Bıkmayan kalmadı ama belli ki bu "türban" davası bir süre daha baş ağrıtmaya devam edecek.
Şimdi bu konuyu "çözme" iddiasındaki iki partinin hazırladığı formülü biliyoruz. Buna ilişkin itirazlardan da üç aşağı beş yukarı haberimiz var.
Biz artık onları değil, getirilen bu formüller aynen yasalaşırsa önümüzdeki günlerde ne olabilir, ona değinmek niyetindeyiz.

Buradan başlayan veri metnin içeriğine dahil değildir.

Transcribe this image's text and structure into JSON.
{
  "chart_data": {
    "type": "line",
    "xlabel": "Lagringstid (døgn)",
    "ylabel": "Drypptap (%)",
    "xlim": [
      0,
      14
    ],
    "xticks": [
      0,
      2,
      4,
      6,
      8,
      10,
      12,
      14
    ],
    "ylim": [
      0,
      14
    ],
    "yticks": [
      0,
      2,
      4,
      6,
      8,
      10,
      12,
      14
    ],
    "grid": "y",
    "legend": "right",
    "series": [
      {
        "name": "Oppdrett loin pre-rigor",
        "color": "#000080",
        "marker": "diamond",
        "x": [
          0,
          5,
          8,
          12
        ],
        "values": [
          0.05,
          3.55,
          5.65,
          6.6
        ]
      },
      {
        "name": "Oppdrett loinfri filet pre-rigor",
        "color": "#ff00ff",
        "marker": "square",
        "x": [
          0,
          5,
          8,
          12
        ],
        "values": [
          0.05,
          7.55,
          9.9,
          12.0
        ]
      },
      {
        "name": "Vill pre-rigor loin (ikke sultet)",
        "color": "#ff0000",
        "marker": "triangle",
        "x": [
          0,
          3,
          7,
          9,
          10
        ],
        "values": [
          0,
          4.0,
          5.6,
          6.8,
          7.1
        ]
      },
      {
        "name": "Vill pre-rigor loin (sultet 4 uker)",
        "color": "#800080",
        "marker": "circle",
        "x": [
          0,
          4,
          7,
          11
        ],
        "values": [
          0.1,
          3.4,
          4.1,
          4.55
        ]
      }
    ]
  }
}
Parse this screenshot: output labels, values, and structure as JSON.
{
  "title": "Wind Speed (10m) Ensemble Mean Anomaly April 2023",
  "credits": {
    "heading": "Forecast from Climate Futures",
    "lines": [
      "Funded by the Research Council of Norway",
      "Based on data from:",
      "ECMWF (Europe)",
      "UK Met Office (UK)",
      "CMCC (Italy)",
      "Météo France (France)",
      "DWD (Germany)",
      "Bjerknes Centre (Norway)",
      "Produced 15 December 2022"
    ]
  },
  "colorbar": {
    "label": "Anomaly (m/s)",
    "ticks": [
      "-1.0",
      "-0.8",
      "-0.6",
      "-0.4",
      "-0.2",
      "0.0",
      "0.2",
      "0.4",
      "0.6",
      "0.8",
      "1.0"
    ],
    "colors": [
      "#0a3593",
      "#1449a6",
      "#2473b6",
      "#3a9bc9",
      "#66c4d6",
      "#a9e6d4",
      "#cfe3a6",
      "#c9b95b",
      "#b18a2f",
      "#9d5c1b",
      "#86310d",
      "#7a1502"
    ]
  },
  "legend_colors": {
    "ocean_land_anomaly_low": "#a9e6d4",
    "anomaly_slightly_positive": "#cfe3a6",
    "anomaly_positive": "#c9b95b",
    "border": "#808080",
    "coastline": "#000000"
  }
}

Tartışılmayacak kadar açık olan husus şu:
Anayasa’nın 10 ve 42’nci maddeleri değiştirilir, onun ardından YÖK yasasının ek 17’nci maddesine konan "Çene altından bağlanmış başörtüsüyle üniversitede öğrenim görmek serbesttir" anlamındaki hüküm yürürlüğe girerse, bunu hem CHP hem de DSP, Anayasa’nın "laiklik" ilkesine aykırı olduğu gerekçesiyle Anayasa Mahkemesi’ne götürecekler.
Anayasa Mahkemesi’nin daha önce bu konuda verdiği kararları dikkate alınca söz konusu hükmün iptal edilmesi ihtimali güçlü görünüyor. Çünkü Fikret Bila’nın dünkü Milliyet’te yazdığı gibi, bu hüküm Anayasa Mahkemesi’nin 1989’da iptal ettiği:
"Yükseköğretim kurumlarında, dershane, laboratuvar, klinik, poliklinik ve koridorlarda çağdaş kıyafet ve görünümde bulunmak zorunludur. Dini inanç nedeniyle boyun ve saçların örtü veya türbanla kapatılması serbestir" hükmünden sadece son cümlede farklıdır. Gerçi tartışmaların özünde hep "türban" ve "dini inanç" kavramları geçmektedir ama, Anayasa Mahkemesi’nin bir yasayı incelerken onun bütününü göz önünde bulundurduğu, konuya yasanın amacı ışığında baktığı bilenen bir husustur.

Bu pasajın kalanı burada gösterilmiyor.